Het enige grote gebruiksspoor is volgens de AP een klein merkteken aan de zijkant van het schilderij waar het mogelijk haastig uit de lijst is gehaald.
Klimt, een Oostenrijkse schilder die vooral bekend is vanwege zijn kleurrijke portretten van vrouwen met patronen, produceerde werken die nu enorme bedragen op de open markt vragen. Volgens de AP verkocht Oprah Winfrey onlangs Klimt's "Portrait of Adele Bloch-Bauer II" voor $ 150 miljoen.
Volgens Anne-Marie O'Connor, een expert in gestolen Klimt-kunst die werd geïnterviewd door de AP, is het mogelijk dat de dieven "Portrait of a Lady" in de galeriewand hebben opgeborgen - in de hoop terug te keren om te herstellen en het te verkopen zodra het nieuws is van de diefstal stierf af. Maar in de jaren negentig stegen de waarden van Klimt's werken sterk; de dieven hebben misschien geconcludeerd dat het nooit mogelijk zou zijn het kunstwerk aan een particuliere koper te verkopen.

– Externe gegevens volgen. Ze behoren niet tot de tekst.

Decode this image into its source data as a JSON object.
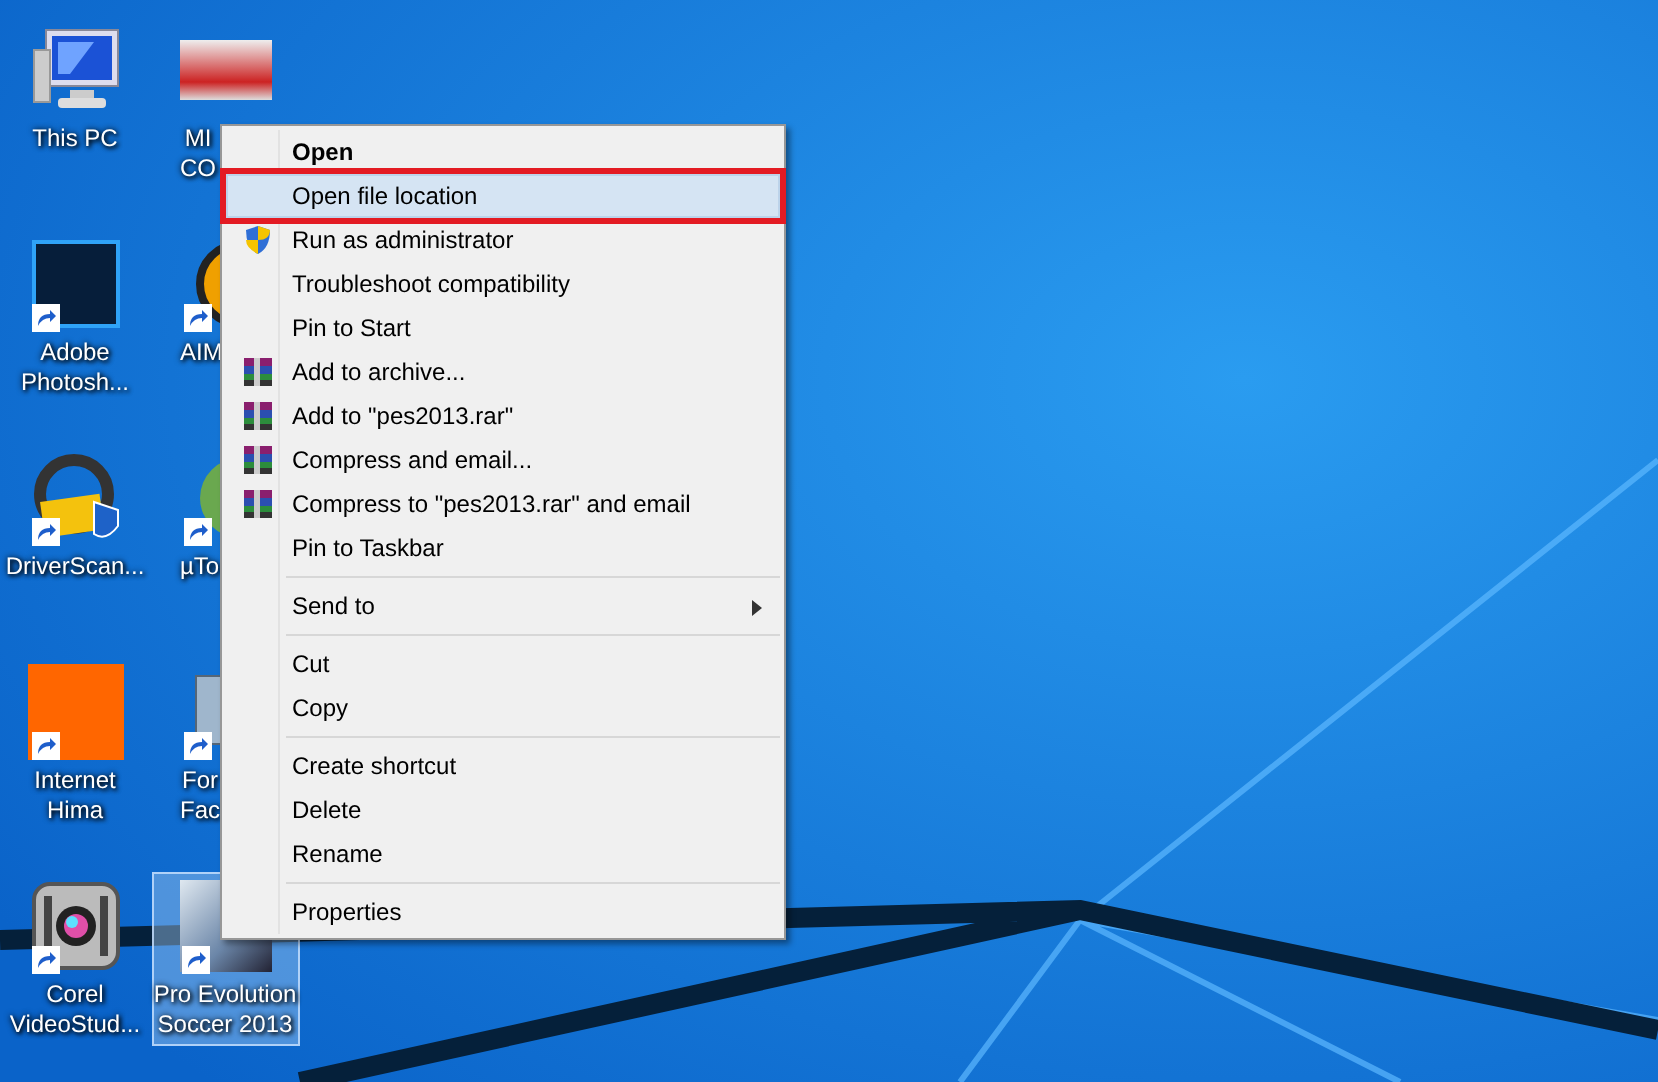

O'Connor is de auteur van een boek, "The Lady in Gold", dat de succesvolle poging documenteert om vijf andere gestolen Klimt-werken terug te vinden. De schilderijen die in het boek worden beschreven - waarvan het meest opvallende "Portret van Adele Bloch-Bauer I" was - werden tijdens de Holocaust door de nazi's gestolen uit de joodse familie Block-Bauer. De werken kwamen in het bezit van de Oostenrijkse regering. Het nichtje van Adele Bloch-Bauer, Maria Altmann, diende in 2000 een rechtszaak in waarin ze de terugkeer van de schilderijen eiste. Het pak kwam terecht voor het Amerikaanse Hooggerechtshof en de schilderijen werden in 2006 teruggegeven aan Altmann.